No último dia 20/08, foi realizada a primeira reunião de negociação entre a FEITTINF (Federação Interestadual dos Trabalhadores em Tecnologia da Informação) e COBRA TECNOLOGIA. A FENADADOS (Federação Nacional dos Trabalhadores em Processamento de Dados) não se fez presente na reunião. Nós, do SINDADOS-MG, nos colocamos radicalmente contra a ausência da FENADADOS na mesa, pois trata-se da entidade de segundo grau, que representa a maioria dos trabalhadores a nível nacional. Na nossa visão, os representantes da Federação Nacional deveriam ter ido à reunião, se imposto, principalmente porque a sua representação é reconhecida pelo próprio Tribunal Superior do Trabalho (TST). Equivocadamente, não foi isto o que aconteceu.
A Federação divulgou uma nota em sua página explicando o porquê de não ter ido à reunião. Continuamos achando equivocada esta postura – o SINDADOS-MG, inclusive, registrou sua posição, por escrito, à Federação. Entendemos que a FENADADOS teria de se fazer presente na reunião e, caso a Empresa tentasse impor a presença da FEITTINF na mesa de negociação, deveria ter registrado sua posição em ata e, depois, tomaria as providências jurídicas.
A reunião com a outra Federação, entretanto, serviu para mostrar a intenção da Empresa. Ao ler a Ata, nos deparamos com a proposta ridícula de reajuste salarial de 25% do INPC e a contraproposta de retirada de uma série de direitos do Acordo Coletivo de Trabalho. Em nota, a COBRA fundamenta que estaria retirando estes direitos porque eles já estão previstos em lei e que a Empresa cumpre a lei.
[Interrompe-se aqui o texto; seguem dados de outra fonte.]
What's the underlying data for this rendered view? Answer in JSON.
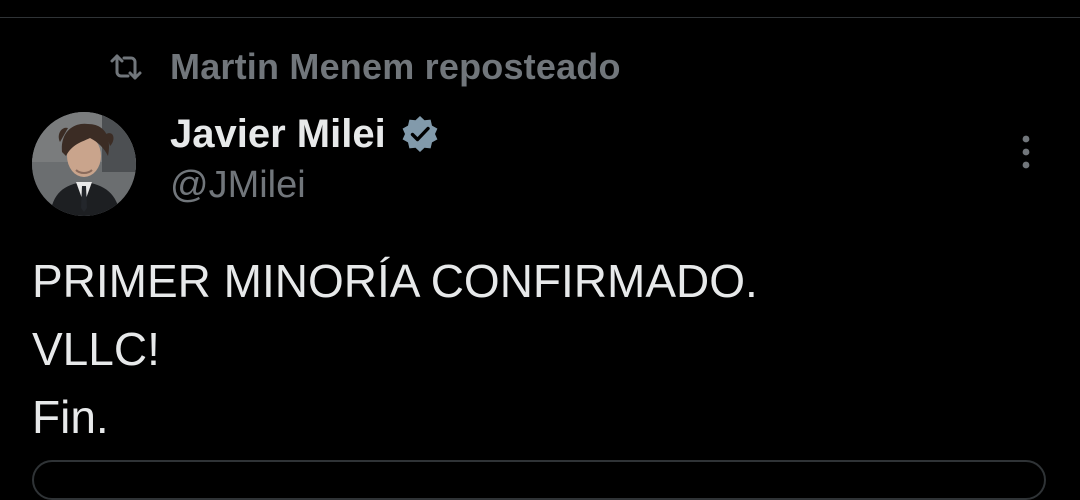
{
  "repost": {
    "icon": "repost-icon",
    "text": "Martin Menem reposteado"
  },
  "author": {
    "name": "Javier Milei",
    "handle": "@JMilei",
    "verified_icon": "verified-badge-icon",
    "avatar_icon": "avatar"
  },
  "menu": {
    "icon": "more-options-icon"
  },
  "tweet": {
    "lines": [
      "PRIMER MINORÍA CONFIRMADO.",
      "VLLC!",
      "Fin."
    ]
  },
  "colors": {
    "background": "#000000",
    "primary_text": "#e7e9ea",
    "secondary_text": "#71767b",
    "verified": "#829aab",
    "divider": "#2f3336"
  }
}
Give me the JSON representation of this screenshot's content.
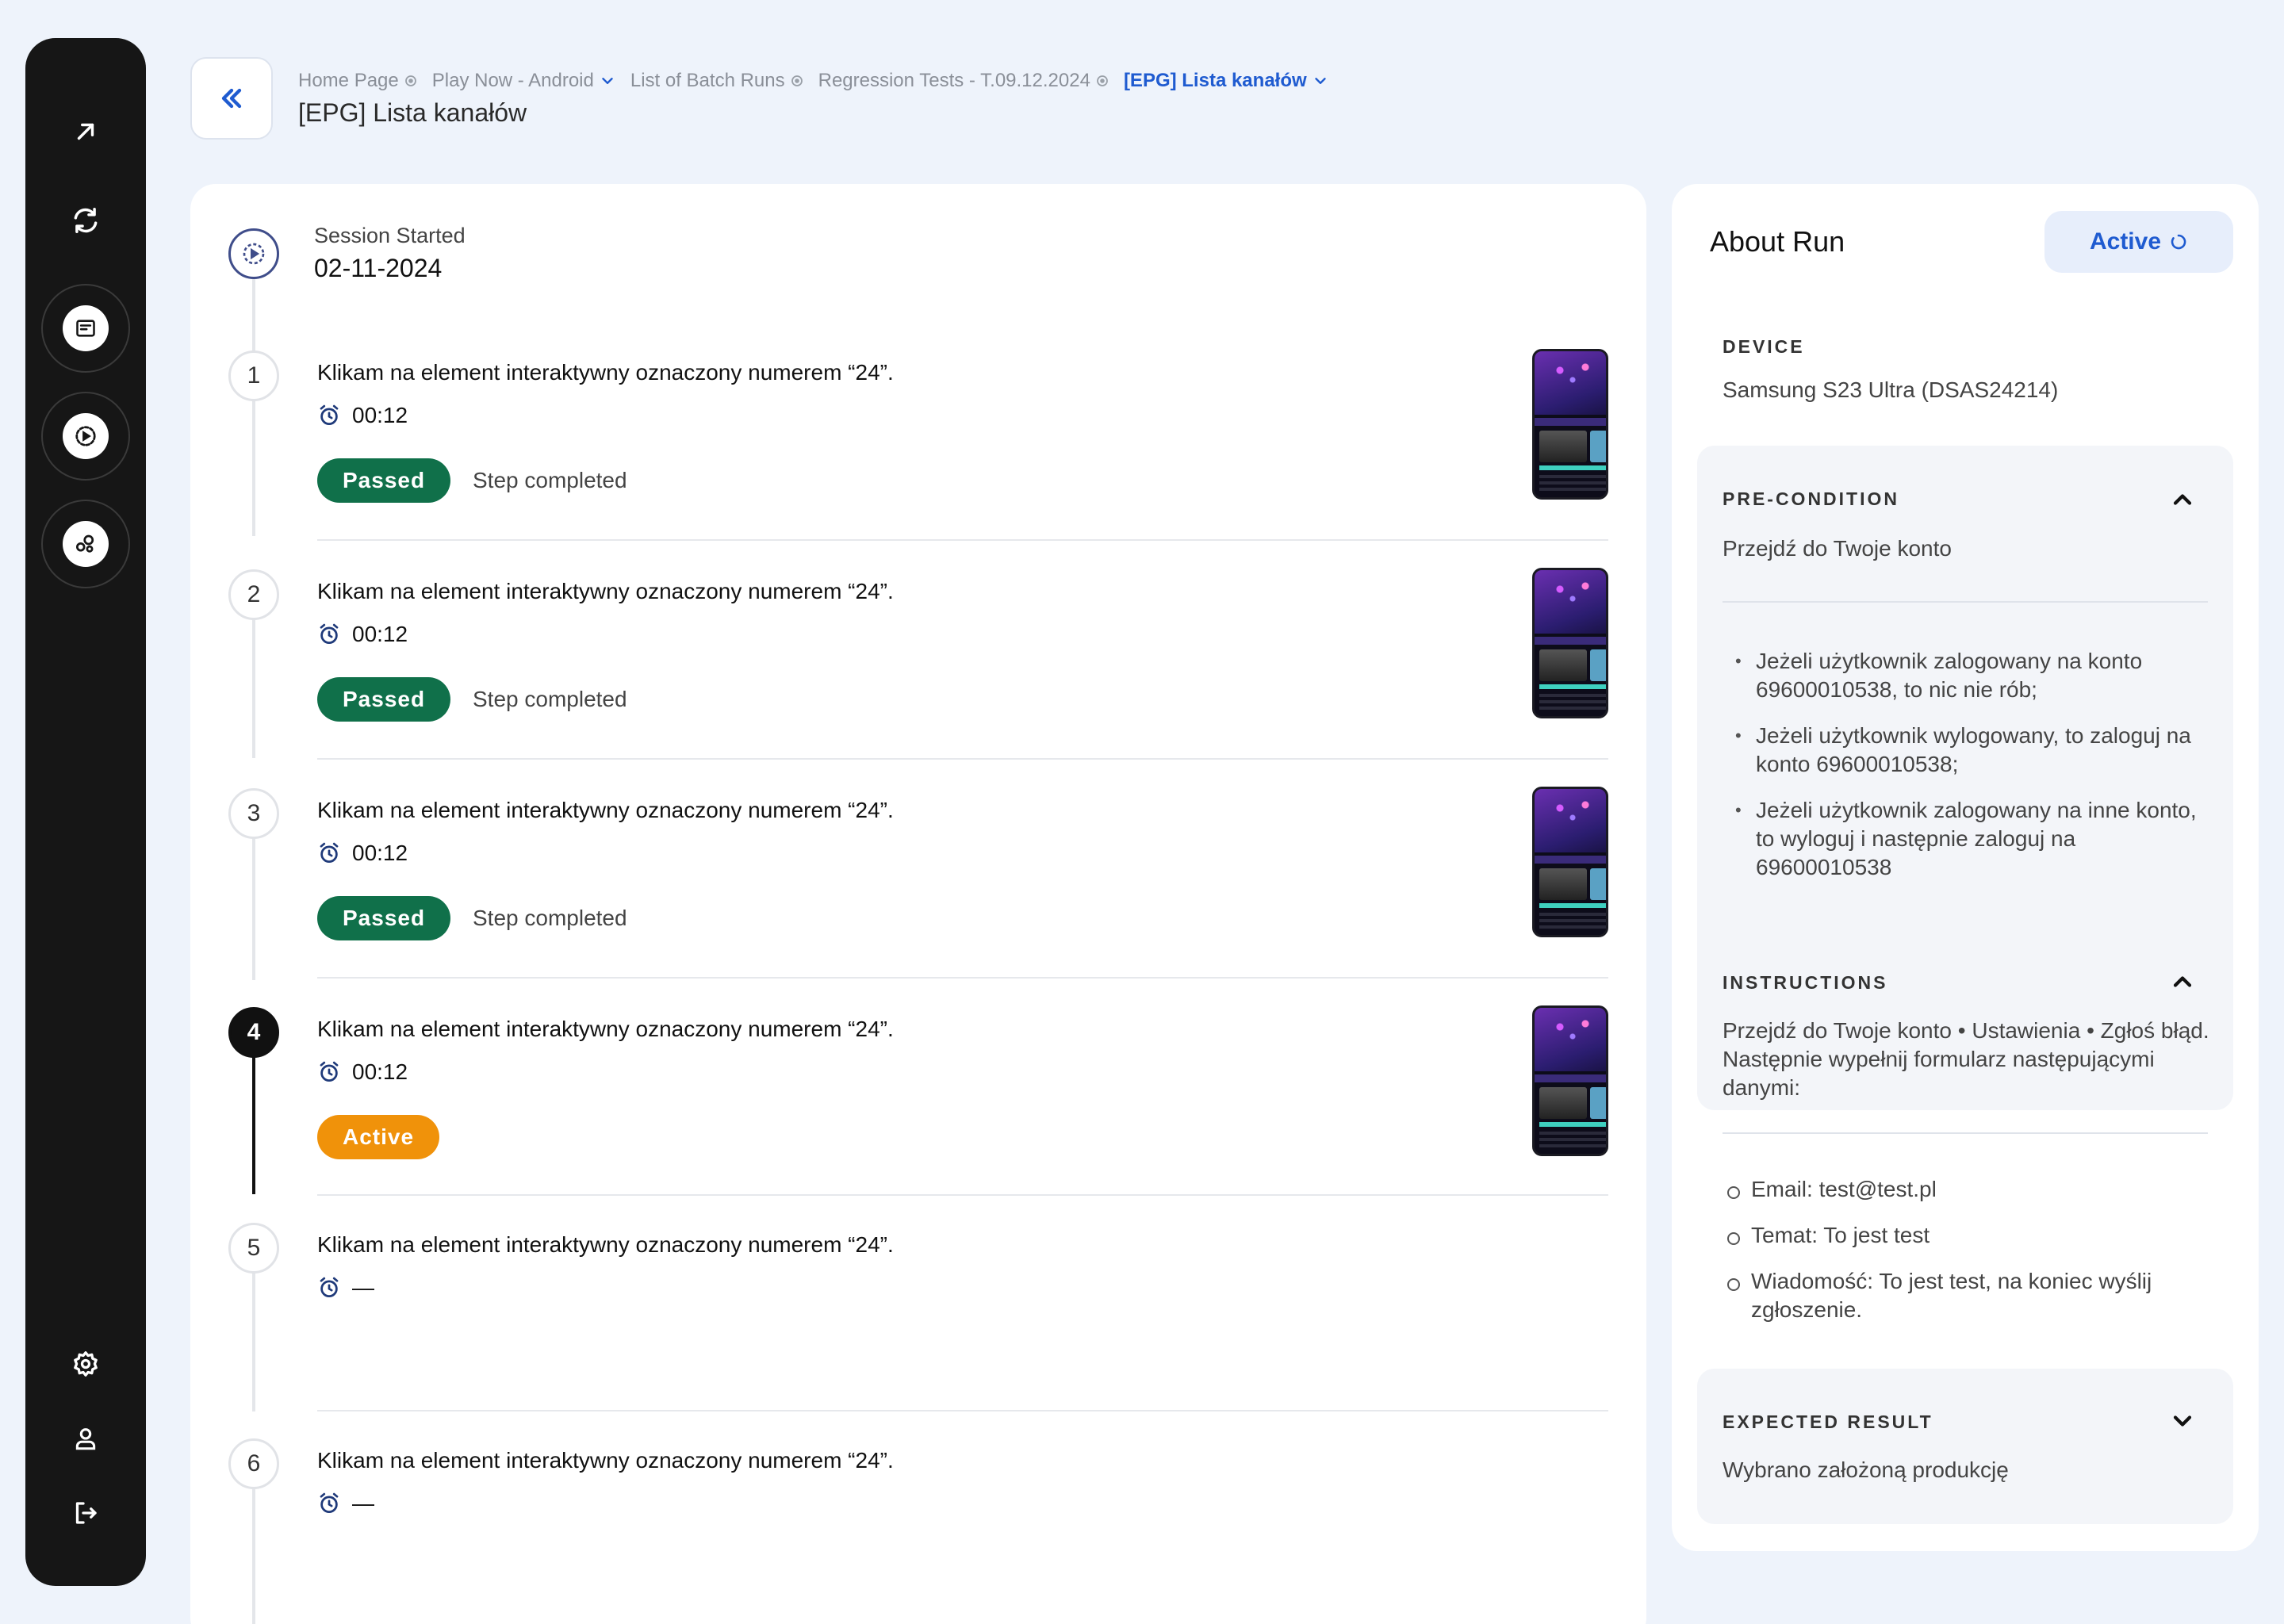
{
  "breadcrumb": [
    {
      "label": "Home Page",
      "sep": "dot"
    },
    {
      "label": "Play Now - Android",
      "sep": "chevron"
    },
    {
      "label": "List of Batch Runs",
      "sep": "dot"
    },
    {
      "label": "Regression Tests - T.09.12.2024",
      "sep": "dot"
    },
    {
      "label": "[EPG] Lista kanałów",
      "sep": "chevron"
    }
  ],
  "page": {
    "title": "[EPG] Lista kanałów"
  },
  "session": {
    "label": "Session Started",
    "date": "02-11-2024"
  },
  "steps": [
    {
      "number": "1",
      "text": "Klikam na element interaktywny oznaczony numerem “24”.",
      "time": "00:12",
      "status": "Passed",
      "note": "Step completed"
    },
    {
      "number": "2",
      "text": "Klikam na element interaktywny oznaczony numerem “24”.",
      "time": "00:12",
      "status": "Passed",
      "note": "Step completed"
    },
    {
      "number": "3",
      "text": "Klikam na element interaktywny oznaczony numerem “24”.",
      "time": "00:12",
      "status": "Passed",
      "note": "Step completed"
    },
    {
      "number": "4",
      "text": "Klikam na element interaktywny oznaczony numerem “24”.",
      "time": "00:12",
      "status": "Active",
      "note": ""
    },
    {
      "number": "5",
      "text": "Klikam na element interaktywny oznaczony numerem “24”.",
      "time": "—",
      "status": "",
      "note": ""
    },
    {
      "number": "6",
      "text": "Klikam na element interaktywny oznaczony numerem “24”.",
      "time": "—",
      "status": "",
      "note": ""
    }
  ],
  "about": {
    "title": "About Run",
    "status": "Active",
    "device_label": "DEVICE",
    "device_value": "Samsung S23 Ultra (DSAS24214)",
    "precondition": {
      "label": "PRE-CONDITION",
      "summary": "Przejdź do Twoje konto",
      "items": [
        "Jeżeli użytkownik zalogowany na konto 69600010538, to nic nie rób;",
        "Jeżeli użytkownik wylogowany, to zaloguj na konto 69600010538;",
        "Jeżeli użytkownik zalogowany na inne konto, to wyloguj i następnie zaloguj na 69600010538"
      ]
    },
    "instructions": {
      "label": "INSTRUCTIONS",
      "text": "Przejdź do Twoje konto • Ustawienia • Zgłoś błąd. Następnie wypełnij formularz następującymi danymi:",
      "items": [
        "Email: test@test.pl",
        "Temat: To jest test",
        "Wiadomość: To jest test, na koniec wyślij zgłoszenie."
      ]
    },
    "expected": {
      "label": "EXPECTED RESULT",
      "text": "Wybrano założoną produkcję"
    }
  },
  "colors": {
    "accent": "#1f5bd0",
    "passed": "#10704a",
    "active": "#f0920a",
    "sidebar": "#161616"
  },
  "icons": {
    "sidebar": [
      "arrow-up-right-icon",
      "sync-icon",
      "document-icon",
      "play-circle-icon",
      "integrations-icon",
      "gear-icon",
      "user-icon",
      "logout-icon"
    ],
    "back": "double-chevron-left-icon",
    "step_time": "alarm-clock-icon"
  }
}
Não é tão certo assim que a Empresa cumpre as leis. Só para lembrar dois casos, temos: os sindicatos cobrando, a nível nacional, a questão do assédio moral, por exemplo, e a CIPA, em Minas Gerais, que teve que enfrentar uma grande luta para ser eleita.
Outra coisa a ser ressaltada é que estamos vivendo um tempo de profundos retrocessos em relação aos direitos dos trabalhadores, oriundos da Reforma Trabalhista; a ameaça da Reforma da Previdência; a aprovação da MP 881, que aprofunda ainda mais a Reforma Trabalhista etc. Portanto, é correto analisarmos que é melhor ter os direitos registrados no Acordo Coletivo de Trabalho (ACT), pois a própria Reforma Trabalhista, que retirou mais de 100 direitos dos trabalhadores brasileiros, trouxe o princípio da prevalência do negociado sobre o legislado. Seguro morreu de velho: melhor ter os direitos garantidos no ACT do que concordar com a tese da Empresa, que afirma que muitos deles podem sair do ACT, já que estariam em lei e a Empresa cumpre a lei.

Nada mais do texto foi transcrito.